I going to base my research on social constructivism because during my career I used it to work in many of my classes and as a result I was able to improve my skills and it was not the classical way of learning where student receive the knowledge and teacher is the only one bringing the information. On the other hand, along my career I noticed that some teachers use it to improve students´ skills and learning performance and the intention of this thesis is to prove or deny the use of social constructivism in the practical subjects included in the curricula in Licenciatura en enseñanza Del Inglés

epistemologic: constructivism should improve students´skills in order to reinforce knowledge and the way how students get to it.

pedagogic: As english teachers, constructivism could help us to change the learning poitn of viwe by allowing students to search for information by using their own skills and particular way to face the world.

social: Teachers and students using such method could apply it in real contexts and not just for learning but for many activieties which require team work as well as personal ideas according to the context.

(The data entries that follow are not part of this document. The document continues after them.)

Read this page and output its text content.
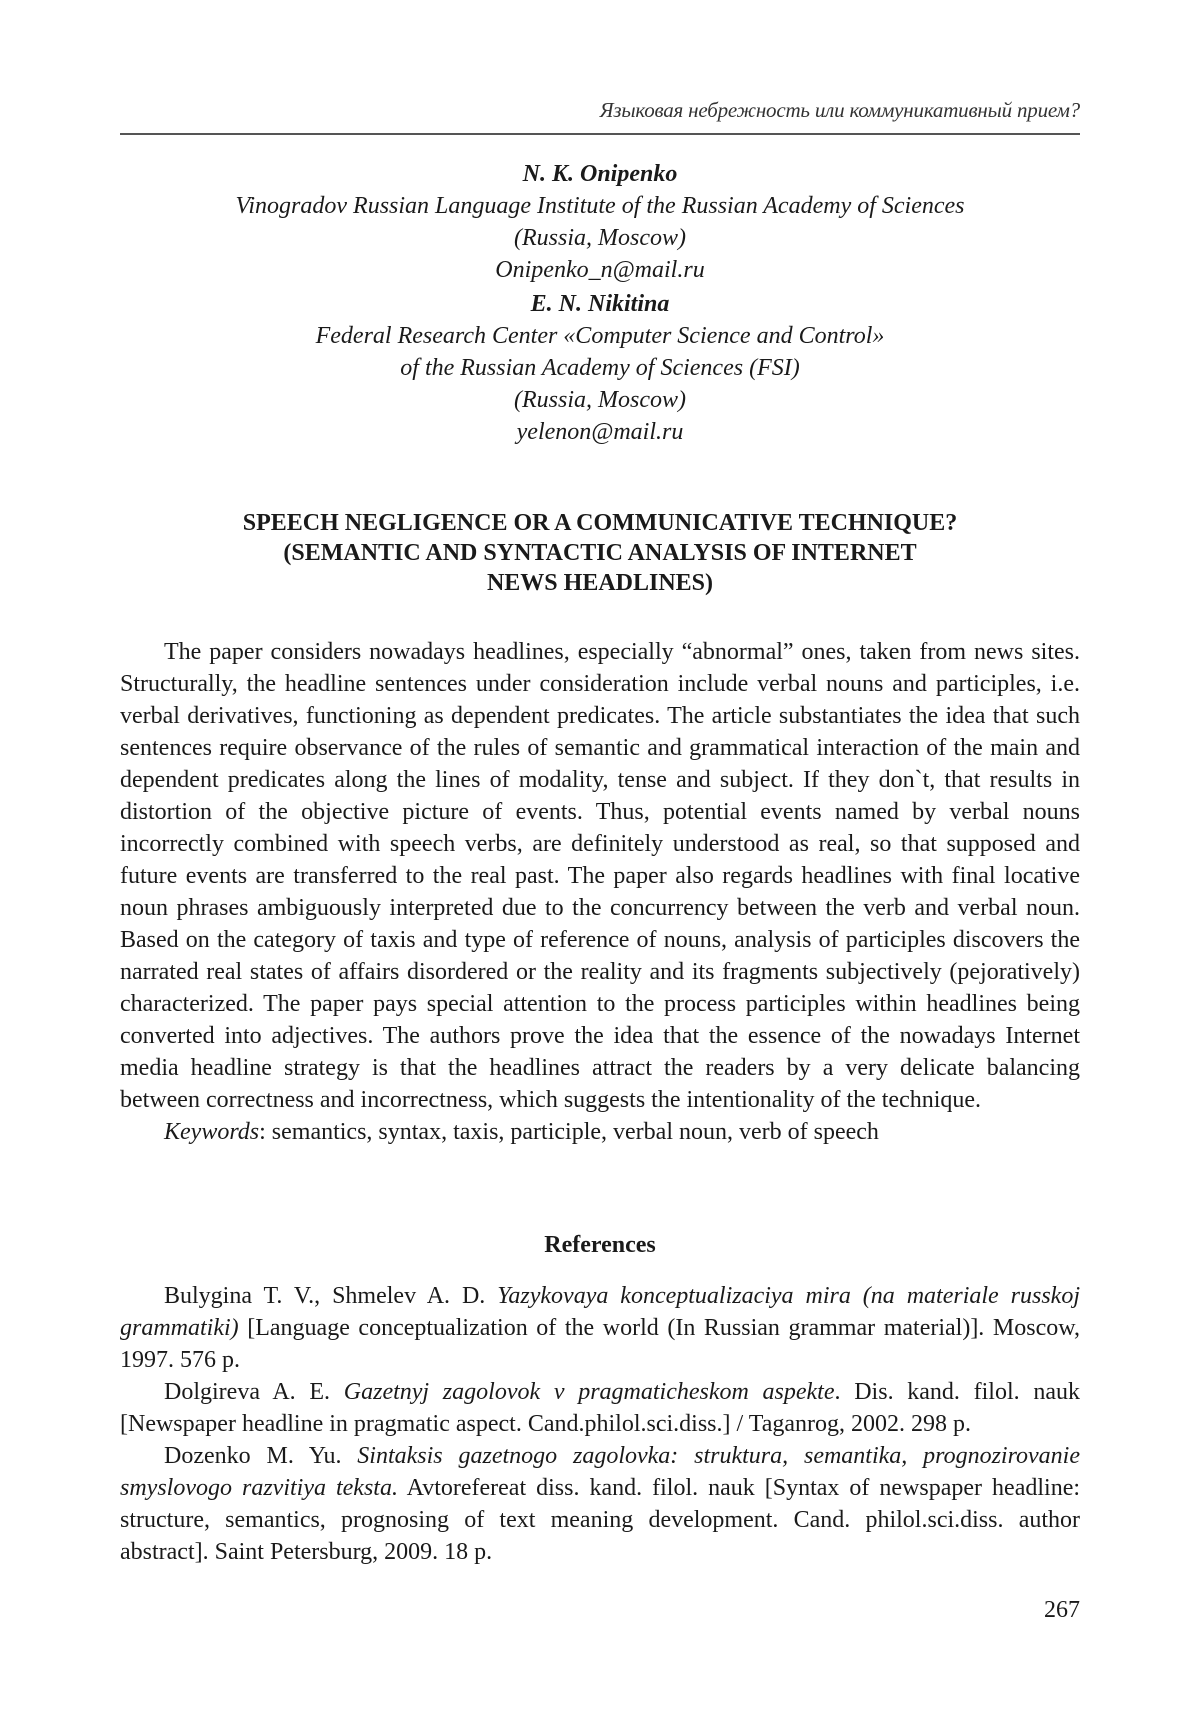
Языковая небрежность или коммуникативный прием?
N. K. Onipenko
Vinogradov Russian Language Institute of the Russian Academy of Sciences
(Russia, Moscow)
Onipenko_n@mail.ru
E. N. Nikitina
Federal Research Center «Computer Science and Control»
of the Russian Academy of Sciences (FSI)
(Russia, Moscow)
yelenon@mail.ru
SPEECH NEGLIGENCE OR A COMMUNICATIVE TECHNIQUE?
(SEMANTIC AND SYNTACTIC ANALYSIS OF INTERNET
NEWS HEADLINES)

The paper considers nowadays headlines, especially “abnormal” ones, taken from news sites. Structurally, the headline sentences under consideration include verbal nouns and participles, i.e. verbal derivatives, functioning as dependent predicates. The article substantiates the idea that such sentences require observance of the rules of semantic and grammatical interaction of the main and dependent predicates along the lines of modality, tense and subject. If they don`t, that results in distortion of the objective picture of events. Thus, potential events named by verbal nouns incorrectly combined with speech verbs, are definitely understood as real, so that supposed and future events are transferred to the real past. The paper also regards headlines with final locative noun phrases ambiguously interpreted due to the concurrency between the verb and verbal noun. Based on the category of taxis and type of reference of nouns, analysis of participles discovers the narrated real states of affairs disordered or the reality and its fragments subjectively (pejoratively) characterized. The paper pays special attention to the process participles within headlines being converted into adjectives. The authors prove the idea that the essence of the nowadays Internet media headline strategy is that the headlines attract the readers by a very delicate balancing between correctness and incorrectness, which suggests the intentionality of the technique.

Keywords: semantics, syntax, taxis, participle, verbal noun, verb of speech

References

Bulygina T. V., Shmelev A. D. Yazykovaya konceptualizaciya mira (na materiale russkoj grammatiki) [Language conceptualization of the world (In Russian grammar material)]. Moscow, 1997. 576 p.

Dolgireva A. E. Gazetnyj zagolovok v pragmaticheskom aspekte. Dis. kand. filol. nauk [Newspaper headline in pragmatic aspect. Cand.philol.sci.diss.] / Taganrog, 2002. 298 p.

Dozenko M. Yu. Sintaksis gazetnogo zagolovka: struktura, semantika, prognozirovanie smyslovogo razvitiya teksta. Avtorefereat diss. kand. filol. nauk [Syntax of newspaper headline: structure, semantics, prognosing of text meaning development. Cand. philol.sci.diss. author abstract]. Saint Petersburg, 2009. 18 p.

267
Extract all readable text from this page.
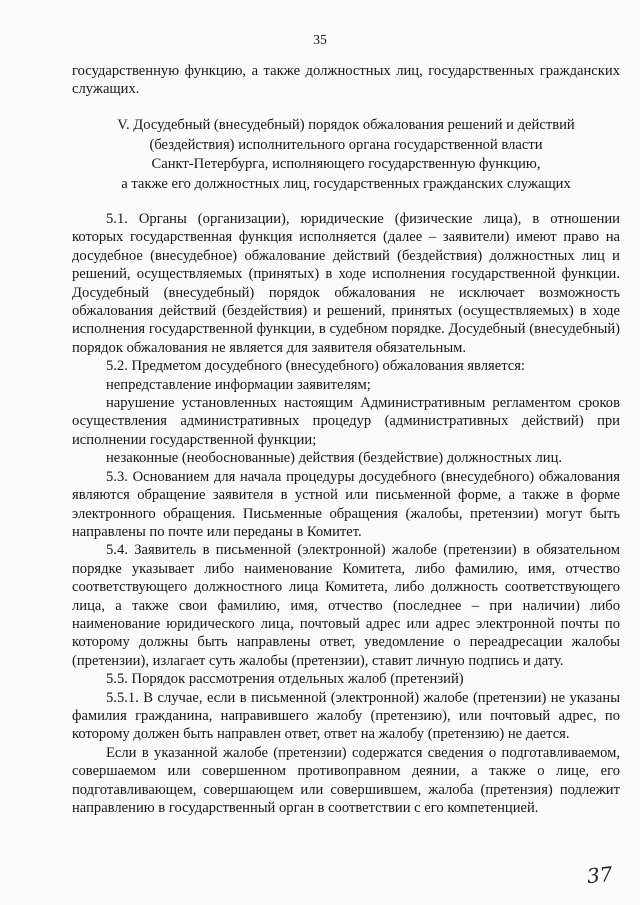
35

государственную функцию, а также должностных лиц, государственных гражданских служащих.

V. Досудебный (внесудебный) порядок обжалования решений и действий
(бездействия) исполнительного органа государственной власти
Санкт-Петербурга, исполняющего государственную функцию,
а также его должностных лиц, государственных гражданских служащих

5.1. Органы (организации), юридические (физические лица), в отношении которых государственная функция исполняется (далее – заявители) имеют право на досудебное (внесудебное) обжалование действий (бездействия) должностных лиц и решений, осуществляемых (принятых) в ходе исполнения государственной функции. Досудебный (внесудебный) порядок обжалования не исключает возможность обжалования действий (бездействия) и решений, принятых (осуществляемых) в ходе исполнения государственной функции, в судебном порядке. Досудебный (внесудебный) порядок обжалования не является для заявителя обязательным.

5.2. Предметом досудебного (внесудебного) обжалования является:

непредставление информации заявителям;

нарушение установленных настоящим Административным регламентом сроков осуществления административных процедур (административных действий) при исполнении государственной функции;

незаконные (необоснованные) действия (бездействие) должностных лиц.

5.3. Основанием для начала процедуры досудебного (внесудебного) обжалования являются обращение заявителя в устной или письменной форме, а также в форме электронного обращения. Письменные обращения (жалобы, претензии) могут быть направлены по почте или переданы в Комитет.

5.4. Заявитель в письменной (электронной) жалобе (претензии) в обязательном порядке указывает либо наименование Комитета, либо фамилию, имя, отчество соответствующего должностного лица Комитета, либо должность соответствующего лица, а также свои фамилию, имя, отчество (последнее – при наличии) либо наименование юридического лица, почтовый адрес или адрес электронной почты по которому должны быть направлены ответ, уведомление о переадресации жалобы (претензии), излагает суть жалобы (претензии), ставит личную подпись и дату.

5.5. Порядок рассмотрения отдельных жалоб (претензий)

5.5.1. В случае, если в письменной (электронной) жалобе (претензии) не указаны фамилия гражданина, направившего жалобу (претензию), или почтовый адрес, по которому должен быть направлен ответ, ответ на жалобу (претензию) не дается.

Если в указанной жалобе (претензии) содержатся сведения о подготавливаемом, совершаемом или совершенном противоправном деянии, а также о лице, его подготавливающем, совершающем или совершившем, жалоба (претензия) подлежит направлению в государственный орган в соответствии с его компетенцией.

37
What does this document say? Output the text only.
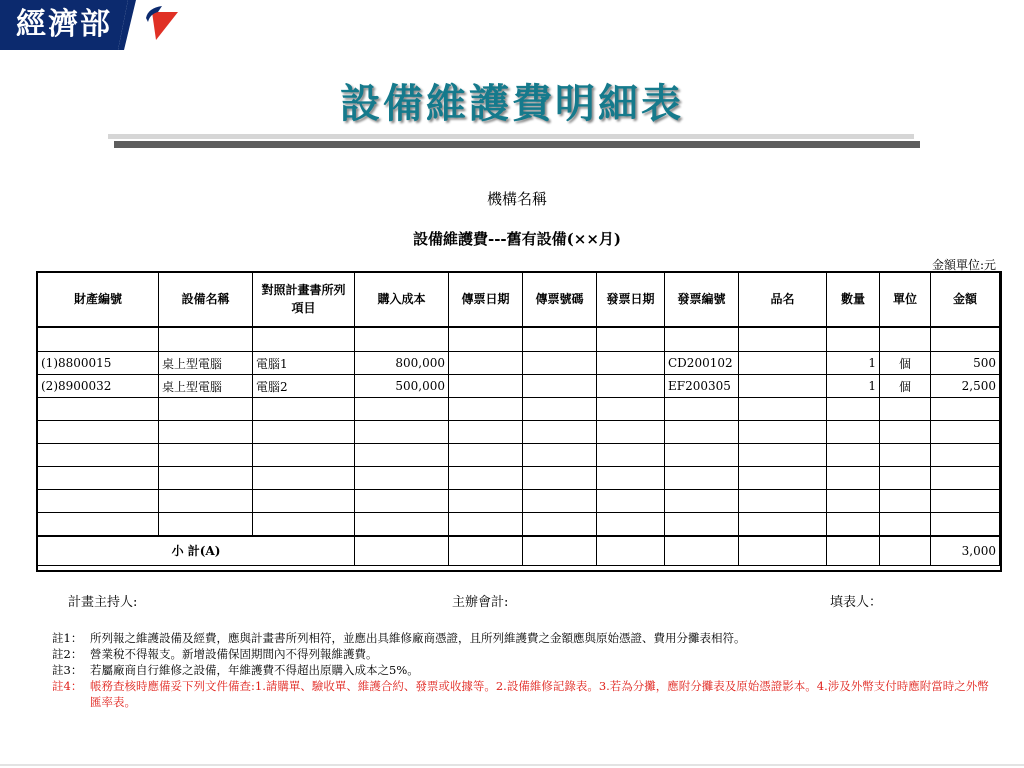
經濟部
設備維護費明細表
機構名稱
設備維護費---舊有設備(××月)
金額單位:元
財產編號	設備名稱	對照計畫書所列項目	購入成本	傳票日期	傳票號碼	發票日期	發票編號	品名	數量	單位	金額

(1)8800015	桌上型電腦	電腦1	800,000				CD200102		1	個	500
(2)8900032	桌上型電腦	電腦2	500,000				EF200305		1	個	2,500

小 計(A)											3,000
計畫主持人:	主辦會計:	填表人：
註1： 所列報之維護設備及經費，應與計畫書所列相符，並應出具維修廠商憑證，且所列維護費之金額應與原始憑證、費用分攤表相符。
註2： 營業稅不得報支。新增設備保固期間內不得列報維護費。
註3： 若屬廠商自行維修之設備，年維護費不得超出原購入成本之5%。
註4： 帳務查核時應備妥下列文件備查:1.請購單、驗收單、維護合約、發票或收據等。2.設備維修記錄表。3.若為分攤，應附分攤表及原始憑證影本。4.涉及外幣支付時應附當時之外幣匯率表。
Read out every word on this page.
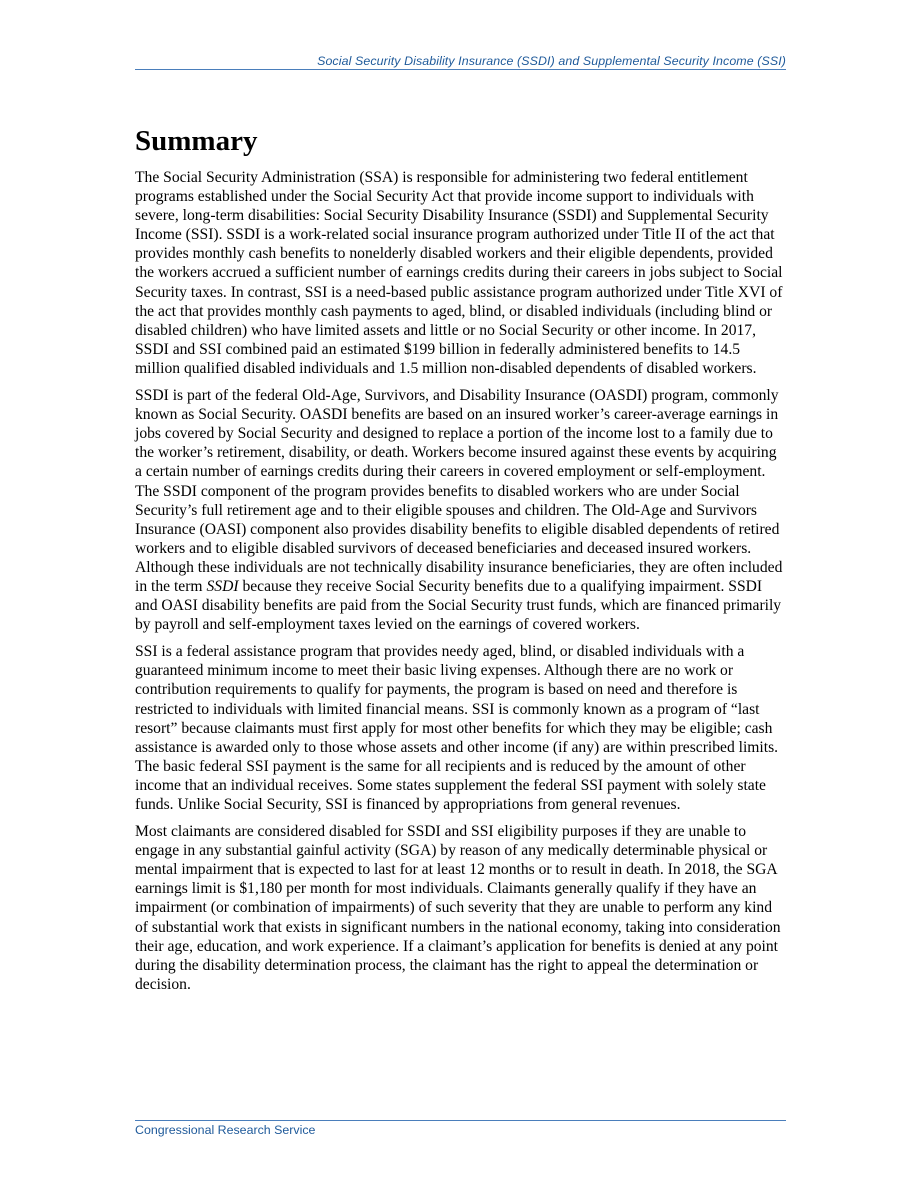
Social Security Disability Insurance (SSDI) and Supplemental Security Income (SSI)
Summary

The Social Security Administration (SSA) is responsible for administering two federal entitlement programs established under the Social Security Act that provide income support to individuals with severe, long-term disabilities: Social Security Disability Insurance (SSDI) and Supplemental Security Income (SSI). SSDI is a work-related social insurance program authorized under Title II of the act that provides monthly cash benefits to nonelderly disabled workers and their eligible dependents, provided the workers accrued a sufficient number of earnings credits during their careers in jobs subject to Social Security taxes. In contrast, SSI is a need-based public assistance program authorized under Title XVI of the act that provides monthly cash payments to aged, blind, or disabled individuals (including blind or disabled children) who have limited assets and little or no Social Security or other income. In 2017, SSDI and SSI combined paid an estimated $199 billion in federally administered benefits to 14.5 million qualified disabled individuals and 1.5 million non-disabled dependents of disabled workers.

SSDI is part of the federal Old-Age, Survivors, and Disability Insurance (OASDI) program, commonly known as Social Security. OASDI benefits are based on an insured worker’s career-average earnings in jobs covered by Social Security and designed to replace a portion of the income lost to a family due to the worker’s retirement, disability, or death. Workers become insured against these events by acquiring a certain number of earnings credits during their careers in covered employment or self-employment. The SSDI component of the program provides benefits to disabled workers who are under Social Security’s full retirement age and to their eligible spouses and children. The Old-Age and Survivors Insurance (OASI) component also provides disability benefits to eligible disabled dependents of retired workers and to eligible disabled survivors of deceased beneficiaries and deceased insured workers. Although these individuals are not technically disability insurance beneficiaries, they are often included in the term SSDI because they receive Social Security benefits due to a qualifying impairment. SSDI and OASI disability benefits are paid from the Social Security trust funds, which are financed primarily by payroll and self-employment taxes levied on the earnings of covered workers.

SSI is a federal assistance program that provides needy aged, blind, or disabled individuals with a guaranteed minimum income to meet their basic living expenses. Although there are no work or contribution requirements to qualify for payments, the program is based on need and therefore is restricted to individuals with limited financial means. SSI is commonly known as a program of “last resort” because claimants must first apply for most other benefits for which they may be eligible; cash assistance is awarded only to those whose assets and other income (if any) are within prescribed limits. The basic federal SSI payment is the same for all recipients and is reduced by the amount of other income that an individual receives. Some states supplement the federal SSI payment with solely state funds. Unlike Social Security, SSI is financed by appropriations from general revenues.

Most claimants are considered disabled for SSDI and SSI eligibility purposes if they are unable to engage in any substantial gainful activity (SGA) by reason of any medically determinable physical or mental impairment that is expected to last for at least 12 months or to result in death. In 2018, the SGA earnings limit is $1,180 per month for most individuals. Claimants generally qualify if they have an impairment (or combination of impairments) of such severity that they are unable to perform any kind of substantial work that exists in significant numbers in the national economy, taking into consideration their age, education, and work experience. If a claimant’s application for benefits is denied at any point during the disability determination process, the claimant has the right to appeal the determination or decision.

Congressional Research Service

Psychologic: The constructivism approach may improve how people think as they will be able to think by their own and not just waiting for the information or to receive something but look for it ang go beyond.

Outline

Outline

1. Introduction

        When people talk about education many things come to their minds: teachers, students, homework, grades, books, classroom, classmates, success, and failure. Most of the people believe that education is a need and, they are right however, not all of them realize how education is constructed or how is it decided, what topics or what curricula is the appropriate to teach. But, education is not just a word, it is part of a group of theories that form the real meaning for education and one of those theories is called social constructivism.
According to Méndez (2002) constructivism is “a theory that intends to explain which the nature of human knowledge is” constructivism assumes that previous knowledge gives birth to new knowledge.     “Constructivism holds that learning is essentially active, a person who learns something take it into his/her past experiences and into his/her mental structures “Retrieved from: (Abbott, 1999).
According to Grennon and Brooks (1999), constructivism pretends to help students to internalize, rearrange and/or transform the new information. Such information happens through the creation of all new learning styles and all this is possible thanks to the raising of new cognitive structures.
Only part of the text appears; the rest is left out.